As part of his program, Mills had to do some research at the One Bright Ray campus at Strawberry Mansion, and he noticed that the one-floor school did not have a library. So, one day before the coronavirus pandemic broke out, Mills sat down for coffee with Yelman and told him about his daughter’s idea, and suggested that it could work at the Mansion campus.
Yelman liked the idea, and that night, Mills went home and told his daughter.
“I like when you get a donation right in people’s hands. You can see the fruits of your labor and watch it go from point a to point b,” Jack Mills said of his pitch to Capri.
“She just ran with it,” he added. “That’s what’s so cool about social media. You can just put it out there and it flies.”
The pandemic has not affected the drive.
Donors are dropping off tubs of books at the Mills residence and then leaving. Jack and Capri are also picking up books by having people place them in their car.
It’s a touch-less process.
But the pandemic will likely affect the next phase: Building the library. The school building is not open right now, and Yelman is not sure if it will reopen for the fall.
Mills also has to figure out how to build the library. Her mother, Colleen, works for a construction company, INTECH, and Capri is hoping that she will get the company to make shelves and other materials.
But the process has not started just yet.
“I was going to go visit but it’s quarantine,” Mills said. “It’s really up to the school.”
Yelman does at least have a plan for running the library once it opens. He said it will be a self-service system, in which students check out books and return them on their own.
He also said that, even if the pandemic keeps the building closed this fall, the school will help the Mills family build the library and create an appointment system for students to check out books.

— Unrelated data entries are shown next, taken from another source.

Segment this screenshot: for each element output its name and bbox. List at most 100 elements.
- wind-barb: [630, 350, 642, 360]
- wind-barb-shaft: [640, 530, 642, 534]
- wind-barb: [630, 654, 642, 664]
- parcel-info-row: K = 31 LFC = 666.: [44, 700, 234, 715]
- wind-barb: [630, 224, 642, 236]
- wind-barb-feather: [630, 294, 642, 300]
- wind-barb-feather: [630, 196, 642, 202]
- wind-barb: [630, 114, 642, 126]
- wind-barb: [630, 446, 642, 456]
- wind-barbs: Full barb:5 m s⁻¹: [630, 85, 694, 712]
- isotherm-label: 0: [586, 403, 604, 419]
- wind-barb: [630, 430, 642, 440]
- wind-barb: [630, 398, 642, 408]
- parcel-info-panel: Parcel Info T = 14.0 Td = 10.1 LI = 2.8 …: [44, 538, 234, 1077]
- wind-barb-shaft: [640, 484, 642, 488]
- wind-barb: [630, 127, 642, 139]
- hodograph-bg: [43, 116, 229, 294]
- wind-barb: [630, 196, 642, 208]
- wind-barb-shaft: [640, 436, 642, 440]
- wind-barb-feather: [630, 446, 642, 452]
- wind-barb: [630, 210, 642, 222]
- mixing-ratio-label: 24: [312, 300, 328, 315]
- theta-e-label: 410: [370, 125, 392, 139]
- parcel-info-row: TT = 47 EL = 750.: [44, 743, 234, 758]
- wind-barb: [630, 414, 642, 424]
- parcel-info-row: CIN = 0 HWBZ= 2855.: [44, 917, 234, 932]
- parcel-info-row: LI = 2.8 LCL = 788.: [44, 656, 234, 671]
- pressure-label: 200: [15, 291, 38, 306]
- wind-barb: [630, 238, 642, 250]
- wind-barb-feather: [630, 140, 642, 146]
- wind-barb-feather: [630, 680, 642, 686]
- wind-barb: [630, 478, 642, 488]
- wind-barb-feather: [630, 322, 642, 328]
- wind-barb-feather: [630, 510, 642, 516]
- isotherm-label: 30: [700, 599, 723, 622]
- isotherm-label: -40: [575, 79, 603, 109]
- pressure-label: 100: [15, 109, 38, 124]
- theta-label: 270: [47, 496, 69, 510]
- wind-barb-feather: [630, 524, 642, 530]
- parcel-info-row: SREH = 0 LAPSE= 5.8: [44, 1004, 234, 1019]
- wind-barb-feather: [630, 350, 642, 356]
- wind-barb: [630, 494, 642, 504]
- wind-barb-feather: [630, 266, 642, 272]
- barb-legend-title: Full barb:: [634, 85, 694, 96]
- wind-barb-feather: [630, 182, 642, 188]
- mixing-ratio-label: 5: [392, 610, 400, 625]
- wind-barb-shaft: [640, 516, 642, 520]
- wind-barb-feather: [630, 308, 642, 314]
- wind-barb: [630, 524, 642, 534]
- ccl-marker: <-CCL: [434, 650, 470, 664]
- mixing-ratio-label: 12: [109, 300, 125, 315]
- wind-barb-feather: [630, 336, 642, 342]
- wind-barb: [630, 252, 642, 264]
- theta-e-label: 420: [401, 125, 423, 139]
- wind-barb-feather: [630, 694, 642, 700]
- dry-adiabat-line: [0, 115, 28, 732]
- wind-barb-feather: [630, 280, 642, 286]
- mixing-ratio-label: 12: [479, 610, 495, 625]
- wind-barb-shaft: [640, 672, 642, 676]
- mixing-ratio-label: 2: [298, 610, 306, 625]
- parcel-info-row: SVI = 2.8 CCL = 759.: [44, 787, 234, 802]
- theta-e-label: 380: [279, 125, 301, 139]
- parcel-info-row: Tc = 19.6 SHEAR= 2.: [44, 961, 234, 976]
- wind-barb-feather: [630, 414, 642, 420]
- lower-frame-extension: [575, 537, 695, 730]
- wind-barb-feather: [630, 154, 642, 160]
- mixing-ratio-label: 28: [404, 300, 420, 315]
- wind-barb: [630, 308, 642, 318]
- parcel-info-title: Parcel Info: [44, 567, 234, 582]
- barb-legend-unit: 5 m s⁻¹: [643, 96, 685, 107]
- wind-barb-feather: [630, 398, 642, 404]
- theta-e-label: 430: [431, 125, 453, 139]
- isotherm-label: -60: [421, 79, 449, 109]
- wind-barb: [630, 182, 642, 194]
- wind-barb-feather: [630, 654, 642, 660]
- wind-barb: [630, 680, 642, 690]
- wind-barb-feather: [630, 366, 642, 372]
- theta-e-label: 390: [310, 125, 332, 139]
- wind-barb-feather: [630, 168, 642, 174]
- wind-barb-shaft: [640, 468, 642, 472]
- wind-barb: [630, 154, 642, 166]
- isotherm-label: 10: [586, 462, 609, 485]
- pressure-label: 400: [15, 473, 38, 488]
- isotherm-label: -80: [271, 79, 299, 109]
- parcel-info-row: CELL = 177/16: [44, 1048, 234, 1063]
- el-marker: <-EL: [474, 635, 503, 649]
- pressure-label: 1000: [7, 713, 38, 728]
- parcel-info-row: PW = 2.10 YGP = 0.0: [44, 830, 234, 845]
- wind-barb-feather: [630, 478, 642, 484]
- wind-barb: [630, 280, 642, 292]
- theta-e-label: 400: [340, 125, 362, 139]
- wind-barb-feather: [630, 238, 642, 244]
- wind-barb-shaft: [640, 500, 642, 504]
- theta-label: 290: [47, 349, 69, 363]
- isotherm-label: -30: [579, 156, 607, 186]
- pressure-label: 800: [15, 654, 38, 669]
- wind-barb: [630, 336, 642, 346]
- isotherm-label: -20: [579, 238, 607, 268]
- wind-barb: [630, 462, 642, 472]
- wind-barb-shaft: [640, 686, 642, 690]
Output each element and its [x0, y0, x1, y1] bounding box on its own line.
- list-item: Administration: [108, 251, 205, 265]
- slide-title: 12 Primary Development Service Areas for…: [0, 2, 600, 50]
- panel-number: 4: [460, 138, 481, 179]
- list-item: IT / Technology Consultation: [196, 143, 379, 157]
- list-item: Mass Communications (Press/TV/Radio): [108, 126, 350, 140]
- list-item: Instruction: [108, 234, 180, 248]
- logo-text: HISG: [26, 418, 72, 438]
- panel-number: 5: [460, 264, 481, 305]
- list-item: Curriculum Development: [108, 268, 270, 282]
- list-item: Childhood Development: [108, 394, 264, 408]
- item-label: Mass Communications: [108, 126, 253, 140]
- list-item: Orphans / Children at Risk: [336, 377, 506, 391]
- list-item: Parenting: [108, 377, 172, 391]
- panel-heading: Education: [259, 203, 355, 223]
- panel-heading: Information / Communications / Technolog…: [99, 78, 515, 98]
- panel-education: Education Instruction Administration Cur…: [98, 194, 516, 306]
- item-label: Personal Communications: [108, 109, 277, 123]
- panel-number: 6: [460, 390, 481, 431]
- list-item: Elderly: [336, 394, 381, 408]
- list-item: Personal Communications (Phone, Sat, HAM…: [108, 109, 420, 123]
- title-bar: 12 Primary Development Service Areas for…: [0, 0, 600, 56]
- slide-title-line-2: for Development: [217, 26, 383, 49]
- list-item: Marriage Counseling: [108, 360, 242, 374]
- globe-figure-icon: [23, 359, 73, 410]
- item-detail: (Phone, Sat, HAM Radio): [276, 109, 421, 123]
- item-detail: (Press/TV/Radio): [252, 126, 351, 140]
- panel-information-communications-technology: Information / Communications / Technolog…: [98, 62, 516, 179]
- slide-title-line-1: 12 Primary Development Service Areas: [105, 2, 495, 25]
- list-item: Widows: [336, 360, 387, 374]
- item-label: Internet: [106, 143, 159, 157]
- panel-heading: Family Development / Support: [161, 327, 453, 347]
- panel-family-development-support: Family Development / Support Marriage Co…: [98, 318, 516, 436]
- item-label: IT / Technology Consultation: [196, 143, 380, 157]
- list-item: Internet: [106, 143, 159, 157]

The principal wants to put the library in a large multipurpose room on the school’s single floor. He also hopes to distribute the books throughout the English classrooms, so English teachers can have “class libraries.”
Regardless of the circumstances, the vision should come to fruition this year.
“This has made me feel really, really happy,” Capri said.
The Medford teen “never expected it to go this far,” she said.
There are now more than 2,400 books in the Mills household, with four more pick-ups scheduled for this weekend, according to Jack Mills.
As donations keep coming in, Mills may look to expand her efforts to other schools, she said.
Somehow, even with two summer jobs, as a surf instructor and ice cream server in Wildwood, the Shawnee High School student is still finding time to read herself, too.
Mills is reading “Six of Crows” by Leigh Bardugo, a fantasy novel about assassins. Mills can’t imagine a day or week or month without having a book to enjoy.
Now, she wants other people to discover the same feeling.
“I’ve always loved reading,” she said. “I thought it would be great if I could share that with people who don’t have access to books like I do.”
In spreading her passion, she is building a healthier society, said Yelman.
“It has a generational effect,” he added. “If we want to create literate children, we need to help adults become the people who can do that.”